Notre classe politique, ses partis comme ses leaders, ses vieilles structures comme ses anciens clivages, et notre chère Ve République avec elle, sa verticalité surannée comme ses modes de scrutin peu représentatifs sont en réalité déjà morts. Nos institutions ne parlent plus la langue de l’époque depuis longtemps et les locataires successifs de l’Elysée en sont réduits à présider au délitement du lien civique. Qu’ils s’agitent comme des poulets sans tête (2007- 2012) ou restent prostrés (2012-2017), nos présidents manifestent une impuissance similaire. Structurelle.
A peine élus, Jacques Chirac, Nicolas Sarkozy, puis François Hollande ont été honnis, haïs, bannis. Leur échec fut acté dans l’année même de leur triomphe. "Au nom du ciel, asseyons-nous à terre et disons la triste histoire de la mort des rois" ("Richard II") : notre vie politique ressemble de plus en plus au cycle des tragédies royales de Shakespeare. Chaque épilogue y voit l’arrivée d’un nouveau souverain unanimement célébré qui devient automatiquement, dès le prologue de la pièce suivante, le tyran à abattre. A peine sacré, le roi doit être déchu.
Depuis 1995, le retournement de l’opinion a été à chaque fois plus rapide, plus violent. Jusqu’à devenir proactif en 2017, année folle qui marque le passage à la désillusion par anticipation. Aujourd’hui, chaque favori "déçoit" avant même le vote et se voit "dégagé" a priori.
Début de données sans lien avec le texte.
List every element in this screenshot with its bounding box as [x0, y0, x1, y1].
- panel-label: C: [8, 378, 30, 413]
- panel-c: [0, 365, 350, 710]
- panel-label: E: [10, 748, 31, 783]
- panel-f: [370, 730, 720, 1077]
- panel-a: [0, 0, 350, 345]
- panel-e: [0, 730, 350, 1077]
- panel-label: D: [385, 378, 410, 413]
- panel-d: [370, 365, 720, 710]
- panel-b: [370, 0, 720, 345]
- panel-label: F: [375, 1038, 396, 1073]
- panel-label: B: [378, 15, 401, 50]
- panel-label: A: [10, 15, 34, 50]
La guillotine précède désormais le couronnement. Et nous entrons dans la phase hamlétienne de la démocratie française, lorsque la structure narrative (le cycle électoral) explose, lorsque "le temps sort de ses gonds" "Time is out of joint" et le monde devient fou. Lorsque le sacre semble impossible tant "il y a quelque chose de pourri au royaume du Danemark" ("Hamlet").

Une nouvelle République

Alors oui, les candidats de cette année peuvent paraître médiocres, mais il ne s’agit pas d’une simple question de personnes. Ni même d’un problème de structures politiques. L’époque des petits pas est révolue. Les primaires n’ont pas réussi à sauver les vieux partis de gouvernement. Au contraire, en éliminant Juppé au profit de Fillon, elles semblent même avoir accéléré leur chute programmée. Et l’émergence d’Emmanuel Macron et d’En Marche ! Ou les succès de la France insoumise n’ont pas chassé l’impression généralisée de déliquescence.

Car la crise que nous traversons est structurelle. Et deux voies seulement s’ouvrent à nous, deux voies qui sont l’une comme l’autre des changements de paradigme, des révolutions : le triomphe de l’autoritarisme ou un nouveau contrat social et civique qui implique le changement non seulement des leaders et des partis, mais du cadre lui-même dans lequel ces leaders et ces partis s’affrontent et se succèdent aux responsabilités. La version française du trumpisme et du poutinisme ou le renouvellement en profondeur de notre démocratie.
Oui, on se réveillera !

Oui, on sortira de cette torpeur qui, pour un tel peuple,

est la honte; et quand la France sera réveillée,

quand elle ouvrira les yeux, quand elle distinguera,

quand elle verra ce qu'elle a devant elle et à côté d'elle, 

elle reculera, cette France, avec un frémissement terrible,

devant ce monstrueux forfait qui a osé l'épouser 

dans les ténèbres et dont elle a partagé le lit.

Alors l'heure suprême sonnera.

Victor Hugo
En bref : La débâcle de l’idée républicaine ou une nouvelle République. New deal or not new deal ? That is the question.